For the large part of the journey, it was the Alakananda that kept us company. Right from when it is a small stream near Mana – a happy stream jumping over rounded boulders in its path, sometimes gushing, sometimes an insignificant looking stream in a wide bed. But the how quickly it would change its complexion was amazing. Then it becomes bigger after joining with the Mandakini and Bhagirathi combo at Devprayag and fills up the deep canyons with its water, now the Ganges. Within a few kilometers, after Rishikesh, it becomes a wide river and an even wider one at Haridwar. It suddenly looks like a mature river.
When did the transformation happen? I just cannot say. It happened before my own eyes, but I could not make it out. And I thought, this transformation is just like what we see with our children, as they move from being teenagers to adults. If we are not attentive, and in the present, we miss it out and then we wonder where the time flew!
What changed the river from an energetic jumping one to a calm one? Well, it is called ‘depth’. Now try to apply this to our own lives. Since we are born of Prakriti, it makes sense that we learn from her!
In Herman Hesse’s Siddhartha, the ferryman Vasudeva guides Siddhartha to learn from the river:
“He was taught by the river. Incessantly, he learned from it. Most of all, he learned from it to listen, to pay close attention with a quiet heart, with a waiting, opened soul, without passion, without a wish, without judgment, without an opinion.”

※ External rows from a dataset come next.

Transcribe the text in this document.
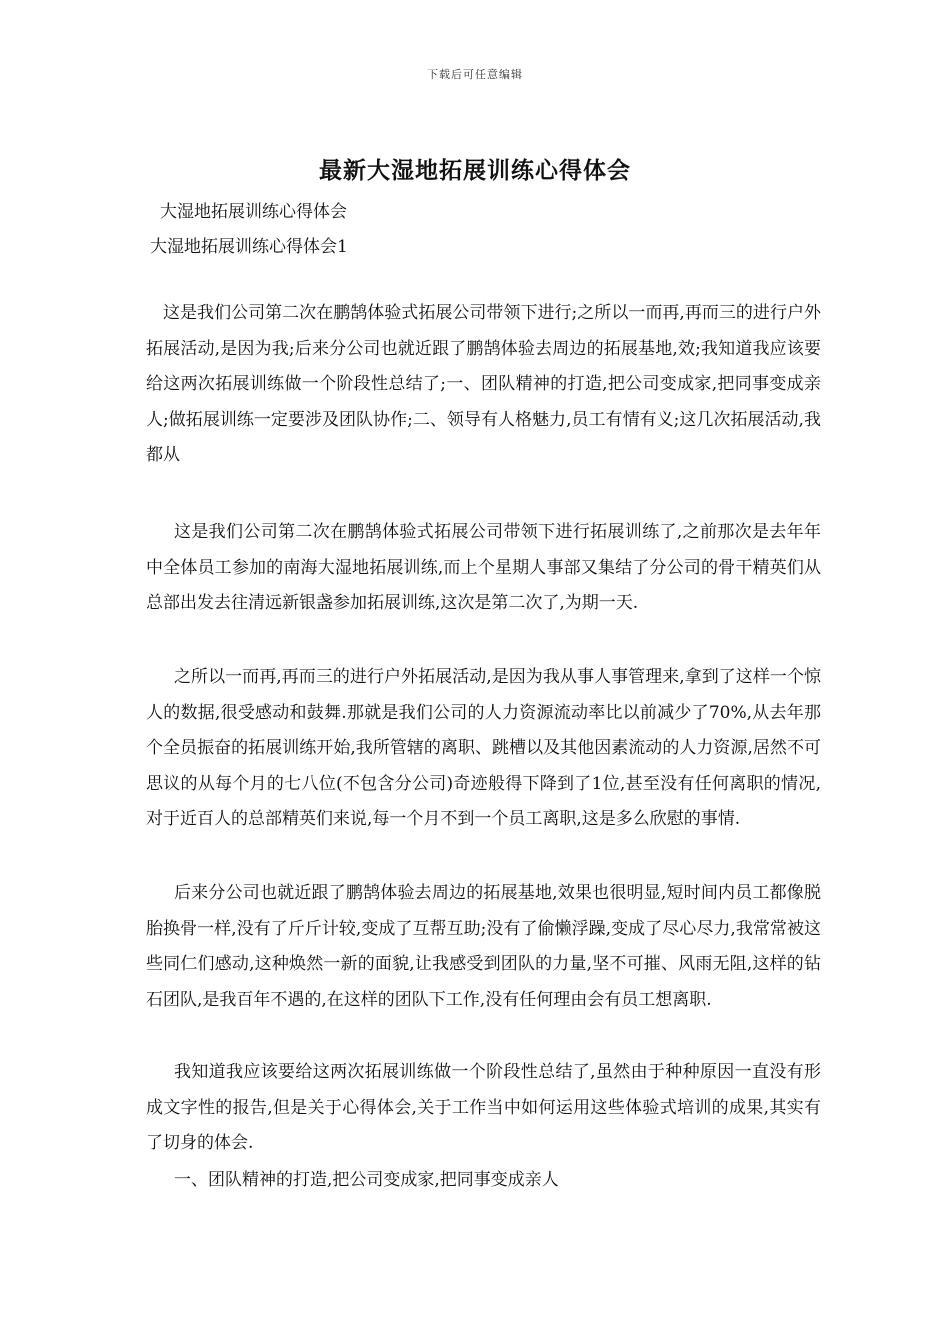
下载后可任意编辑
最新大湿地拓展训练心得体会
大湿地拓展训练心得体会
大湿地拓展训练心得体会1

这是我们公司第二次在鹏鹄体验式拓展公司带领下进行;之所以一而再,再而三的进行户外拓展活动,是因为我;后来分公司也就近跟了鹏鹄体验去周边的拓展基地,效;我知道我应该要给这两次拓展训练做一个阶段性总结了;一、团队精神的打造,把公司变成家,把同事变成亲人;做拓展训练一定要涉及团队协作;二、领导有人格魅力,员工有情有义;这几次拓展活动,我都从

这是我们公司第二次在鹏鹄体验式拓展公司带领下进行拓展训练了,之前那次是去年年中全体员工参加的南海大湿地拓展训练,而上个星期人事部又集结了分公司的骨干精英们从总部出发去往清远新银盏参加拓展训练,这次是第二次了,为期一天.

之所以一而再,再而三的进行户外拓展活动,是因为我从事人事管理来,拿到了这样一个惊人的数据,很受感动和鼓舞.那就是我们公司的人力资源流动率比以前减少了70%,从去年那个全员振奋的拓展训练开始,我所管辖的离职、跳槽以及其他因素流动的人力资源,居然不可思议的从每个月的七八位(不包含分公司)奇迹般得下降到了1位,甚至没有任何离职的情况,对于近百人的总部精英们来说,每一个月不到一个员工离职,这是多么欣慰的事情.

后来分公司也就近跟了鹏鹄体验去周边的拓展基地,效果也很明显,短时间内员工都像脱胎换骨一样,没有了斤斤计较,变成了互帮互助;没有了偷懒浮躁,变成了尽心尽力,我常常被这些同仁们感动,这种焕然一新的面貌,让我感受到团队的力量,坚不可摧、风雨无阻,这样的钻石团队,是我百年不遇的,在这样的团队下工作,没有任何理由会有员工想离职.

我知道我应该要给这两次拓展训练做一个阶段性总结了,虽然由于种种原因一直没有形成文字性的报告,但是关于心得体会,关于工作当中如何运用这些体验式培训的成果,其实有了切身的体会.

一、团队精神的打造,把公司变成家,把同事变成亲人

Apply it to our thought process; apply it to our investments; apply it to the way we live; apply it to our relationships; apply it to our knowledge. And now I leave you with some important questions: As you get on in age, have you become deep? As you grow older and wealthier, have you also become wiser? If we can channelize all our wisdom and wealth for the betterment of society, we can be like the Ganges. That is the state of Wellbeing.